En voyant au travers des médias le comportement des Japonais en réaction à la catastrophe de Fukushima, ou encore lors de la dernière coupe du monde de football, quand leurs supporters ont été les seuls, en fin de match, à nettoyer les tribunes des reliefs de leur exubérance, je me suis dit que nous n'étions pas faits du même bois. C'est donc avec le plus vif intérêt que j'ai trouvé dans les pages de cet opuscule d'Akira Mizubayashi, Petit éloge de l'errance, l'éclairage propice à m'engager dans cette réflexion sur les différences de comportement des uns et des autres selon la formation mentale des cultures respectives.

Japonais de naissance, Akira MIzubayashi a fait ses études de lettres en France. Il en manie la langue avec un talent propre à déchoir nombre d'entre nous, pourtant nés dans le bain amniotique de la langue de Molière. Cet homme de lettre à la double culture était donc tout indiqué pour faire le distinguo des mentalités nippone et occidentale.

Avec ma propension à louer le sens collectif qui anime les Japonais, j'avais oublié que la nature humaine étant ce qu'elle est, d'un bout à l'autre de la planète, il n'est point de complexion parfaite quand on l'accommode à l'intelligence. Cela se saurait. Et Akira Mizubayashi de nous décrire les us et coutumes de ses compatriotes comme un "mode d'existence communautaire indestructible qui, foyer du conformisme rampant, entrave et empêche l'apparition d'êtres singuliers associatifs et leur avancée sur le chemin d'une véritable appropriation démocratique." le mot est lâché.

Il pousse ainsi ses craintes au point de voir le Japon en retourner à ses vieux démons, ceux-là mêmes qui ont conçu ce corps étatico-moral de l'ère Hirohito. Son pays natal s'inventerait alors une nouvelle incarnation spirituelle de morale collective, apte à "réinventer un être en commun dans une société que l'on pourrait qualifier de "tout à l'ego". Appréciez l'association d'idée qui connote une certaine répugnance pour l'agglomération des êtres singuliers en un cloaque englobant et dénaturant la personne pour la diluer dans une mouvance omnipotente et souveraine.

Vu sous cet angle, on trouve le nettoyage des tribunes moins séduisant.

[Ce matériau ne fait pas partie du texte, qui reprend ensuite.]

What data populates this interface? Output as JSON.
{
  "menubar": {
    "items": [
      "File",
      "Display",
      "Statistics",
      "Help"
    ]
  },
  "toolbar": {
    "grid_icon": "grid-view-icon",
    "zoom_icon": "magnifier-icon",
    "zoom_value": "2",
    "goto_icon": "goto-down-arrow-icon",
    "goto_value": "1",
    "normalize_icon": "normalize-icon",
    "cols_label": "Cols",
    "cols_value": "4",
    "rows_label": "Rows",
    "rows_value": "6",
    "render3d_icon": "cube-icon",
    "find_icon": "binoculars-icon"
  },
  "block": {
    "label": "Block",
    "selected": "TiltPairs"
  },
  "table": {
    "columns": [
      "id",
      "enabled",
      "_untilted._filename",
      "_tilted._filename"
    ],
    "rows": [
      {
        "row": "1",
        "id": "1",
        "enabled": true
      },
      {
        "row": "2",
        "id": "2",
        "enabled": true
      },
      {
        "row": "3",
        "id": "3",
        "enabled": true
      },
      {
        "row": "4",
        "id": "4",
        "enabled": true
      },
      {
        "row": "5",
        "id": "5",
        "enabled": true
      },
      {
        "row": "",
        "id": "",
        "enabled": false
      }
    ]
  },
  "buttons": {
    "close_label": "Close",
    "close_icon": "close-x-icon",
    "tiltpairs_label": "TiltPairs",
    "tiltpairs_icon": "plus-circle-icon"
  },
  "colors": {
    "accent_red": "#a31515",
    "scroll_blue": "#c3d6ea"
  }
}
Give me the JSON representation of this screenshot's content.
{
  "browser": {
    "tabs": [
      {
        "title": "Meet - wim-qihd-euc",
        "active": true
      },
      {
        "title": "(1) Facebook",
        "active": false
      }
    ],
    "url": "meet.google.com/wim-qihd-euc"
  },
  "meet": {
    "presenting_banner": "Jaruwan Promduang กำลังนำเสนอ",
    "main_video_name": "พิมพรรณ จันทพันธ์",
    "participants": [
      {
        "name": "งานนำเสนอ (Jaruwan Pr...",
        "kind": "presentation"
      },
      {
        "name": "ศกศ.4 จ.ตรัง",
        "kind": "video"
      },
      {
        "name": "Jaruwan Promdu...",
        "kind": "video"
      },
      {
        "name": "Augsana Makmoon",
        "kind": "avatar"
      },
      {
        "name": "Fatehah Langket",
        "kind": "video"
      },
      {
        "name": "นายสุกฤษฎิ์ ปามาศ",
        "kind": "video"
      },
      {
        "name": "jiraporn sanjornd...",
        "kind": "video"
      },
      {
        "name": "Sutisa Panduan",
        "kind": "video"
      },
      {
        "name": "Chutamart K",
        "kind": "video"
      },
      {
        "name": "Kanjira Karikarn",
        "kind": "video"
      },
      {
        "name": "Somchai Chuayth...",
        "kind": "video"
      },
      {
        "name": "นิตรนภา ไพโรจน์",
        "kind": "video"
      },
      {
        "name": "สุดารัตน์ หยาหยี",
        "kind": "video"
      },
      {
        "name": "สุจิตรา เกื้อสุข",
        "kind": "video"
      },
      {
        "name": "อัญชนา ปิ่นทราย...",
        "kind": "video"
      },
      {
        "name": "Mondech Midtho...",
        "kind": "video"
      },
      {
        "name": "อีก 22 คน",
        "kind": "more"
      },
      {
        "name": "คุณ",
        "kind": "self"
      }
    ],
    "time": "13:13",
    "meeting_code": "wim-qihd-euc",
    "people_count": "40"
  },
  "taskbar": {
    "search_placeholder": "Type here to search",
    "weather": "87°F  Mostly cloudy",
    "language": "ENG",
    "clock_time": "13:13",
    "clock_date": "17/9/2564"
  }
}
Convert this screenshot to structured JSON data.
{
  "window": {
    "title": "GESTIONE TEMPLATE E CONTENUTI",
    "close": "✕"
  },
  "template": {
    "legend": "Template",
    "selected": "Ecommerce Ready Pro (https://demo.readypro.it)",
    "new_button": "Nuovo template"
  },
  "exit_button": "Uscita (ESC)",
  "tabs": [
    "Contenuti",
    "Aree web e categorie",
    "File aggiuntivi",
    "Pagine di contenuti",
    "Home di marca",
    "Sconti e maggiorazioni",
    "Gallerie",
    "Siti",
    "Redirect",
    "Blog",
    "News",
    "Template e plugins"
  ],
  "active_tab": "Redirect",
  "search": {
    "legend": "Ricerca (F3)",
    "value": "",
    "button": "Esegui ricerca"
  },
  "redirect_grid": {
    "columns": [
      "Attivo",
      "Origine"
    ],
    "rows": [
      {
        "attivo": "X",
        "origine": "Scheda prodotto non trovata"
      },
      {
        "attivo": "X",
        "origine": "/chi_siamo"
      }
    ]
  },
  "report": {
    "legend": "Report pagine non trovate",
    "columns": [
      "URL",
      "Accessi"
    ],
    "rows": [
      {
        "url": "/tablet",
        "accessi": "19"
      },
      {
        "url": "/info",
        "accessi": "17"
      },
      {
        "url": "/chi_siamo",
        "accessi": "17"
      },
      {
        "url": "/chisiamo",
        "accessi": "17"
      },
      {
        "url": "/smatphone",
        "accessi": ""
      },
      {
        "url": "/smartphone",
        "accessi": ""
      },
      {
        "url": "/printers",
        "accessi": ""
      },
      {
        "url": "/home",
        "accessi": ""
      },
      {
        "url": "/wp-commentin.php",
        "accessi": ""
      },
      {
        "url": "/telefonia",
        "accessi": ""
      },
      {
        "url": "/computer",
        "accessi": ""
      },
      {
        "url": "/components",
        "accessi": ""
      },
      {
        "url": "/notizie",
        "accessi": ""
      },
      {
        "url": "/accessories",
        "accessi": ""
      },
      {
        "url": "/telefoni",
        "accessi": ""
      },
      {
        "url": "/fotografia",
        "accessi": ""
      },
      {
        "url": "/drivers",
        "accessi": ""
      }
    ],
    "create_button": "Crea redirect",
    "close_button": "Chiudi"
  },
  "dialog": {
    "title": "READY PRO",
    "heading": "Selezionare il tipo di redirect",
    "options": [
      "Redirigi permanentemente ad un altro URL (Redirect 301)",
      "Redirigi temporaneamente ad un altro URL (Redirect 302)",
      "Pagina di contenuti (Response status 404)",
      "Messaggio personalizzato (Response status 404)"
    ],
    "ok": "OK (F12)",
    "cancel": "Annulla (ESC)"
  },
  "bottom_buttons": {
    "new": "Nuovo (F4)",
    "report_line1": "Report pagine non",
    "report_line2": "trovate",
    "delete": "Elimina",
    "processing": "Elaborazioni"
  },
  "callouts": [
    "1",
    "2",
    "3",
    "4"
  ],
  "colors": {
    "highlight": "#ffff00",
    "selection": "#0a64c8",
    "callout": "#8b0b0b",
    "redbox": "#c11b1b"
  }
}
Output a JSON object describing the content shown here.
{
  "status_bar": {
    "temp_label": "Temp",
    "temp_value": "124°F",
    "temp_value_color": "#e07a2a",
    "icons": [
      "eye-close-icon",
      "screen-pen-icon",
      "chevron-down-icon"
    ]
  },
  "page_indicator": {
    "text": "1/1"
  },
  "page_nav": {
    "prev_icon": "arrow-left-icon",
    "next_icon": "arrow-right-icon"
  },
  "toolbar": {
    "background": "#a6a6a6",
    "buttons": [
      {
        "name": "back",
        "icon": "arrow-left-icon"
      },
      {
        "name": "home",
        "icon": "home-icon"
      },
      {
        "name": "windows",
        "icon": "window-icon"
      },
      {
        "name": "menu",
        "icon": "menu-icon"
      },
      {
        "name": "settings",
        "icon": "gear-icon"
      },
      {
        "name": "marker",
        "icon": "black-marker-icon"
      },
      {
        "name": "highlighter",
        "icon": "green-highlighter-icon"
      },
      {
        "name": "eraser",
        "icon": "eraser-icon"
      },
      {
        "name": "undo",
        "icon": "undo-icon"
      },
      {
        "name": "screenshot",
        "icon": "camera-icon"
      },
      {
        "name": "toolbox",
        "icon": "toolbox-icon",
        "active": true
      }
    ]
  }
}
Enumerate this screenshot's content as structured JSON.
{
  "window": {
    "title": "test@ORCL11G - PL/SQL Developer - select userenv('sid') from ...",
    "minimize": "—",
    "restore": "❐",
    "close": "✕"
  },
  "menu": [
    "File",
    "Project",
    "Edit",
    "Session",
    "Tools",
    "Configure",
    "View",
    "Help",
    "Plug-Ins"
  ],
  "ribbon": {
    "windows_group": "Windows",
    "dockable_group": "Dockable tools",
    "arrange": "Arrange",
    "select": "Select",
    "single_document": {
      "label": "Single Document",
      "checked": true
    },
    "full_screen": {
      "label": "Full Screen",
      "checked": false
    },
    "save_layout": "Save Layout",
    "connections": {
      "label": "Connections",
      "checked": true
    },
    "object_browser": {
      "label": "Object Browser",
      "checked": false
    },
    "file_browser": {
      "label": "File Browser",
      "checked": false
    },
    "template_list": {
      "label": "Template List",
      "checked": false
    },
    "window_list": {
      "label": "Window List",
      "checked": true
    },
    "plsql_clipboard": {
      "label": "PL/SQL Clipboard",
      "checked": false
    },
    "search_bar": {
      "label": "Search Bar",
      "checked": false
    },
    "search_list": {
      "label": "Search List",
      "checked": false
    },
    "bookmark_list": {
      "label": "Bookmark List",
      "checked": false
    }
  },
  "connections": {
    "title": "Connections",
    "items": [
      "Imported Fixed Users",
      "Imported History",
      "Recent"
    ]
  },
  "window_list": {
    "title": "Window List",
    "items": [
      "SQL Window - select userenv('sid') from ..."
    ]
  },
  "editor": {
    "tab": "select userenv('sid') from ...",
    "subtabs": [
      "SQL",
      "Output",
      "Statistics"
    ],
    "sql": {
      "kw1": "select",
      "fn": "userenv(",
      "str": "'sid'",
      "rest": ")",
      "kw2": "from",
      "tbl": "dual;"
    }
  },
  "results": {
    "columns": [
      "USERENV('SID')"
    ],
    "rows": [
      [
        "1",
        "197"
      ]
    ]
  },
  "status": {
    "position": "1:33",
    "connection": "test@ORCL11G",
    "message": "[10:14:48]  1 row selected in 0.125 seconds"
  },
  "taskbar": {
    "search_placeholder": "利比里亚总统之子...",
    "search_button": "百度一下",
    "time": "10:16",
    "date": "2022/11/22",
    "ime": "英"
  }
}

Où se trouve donc l'idéal humaniste ? Sans doute dans l'errance, nous convainc Akira Mizubayashi. Errance qu'il ne faut pas confondre avec itinérance, laquelle trace des chemins à suivre. Errance qui comporte ses parts de solitude et d'incertitude. Errance linguistique au final, et pourquoi pas, qui dans le choix d'une langue épousée en contre pouvoir d'une langue imposée, confère le bagage culturel, l'ouverture d'esprit indispensable à l'élévation. Sortir de l'enfermement.

Comme toujours, entre l'orient et l'occident, tous deux empesés de leurs culture et traditions, doit bien se trouver une aire de compromis, accessible à la seule errance. Il s'agit donc bien de faire l'éloge de cette dernière, puisque plus proche d'une lucidité, véritable source d'humanisme.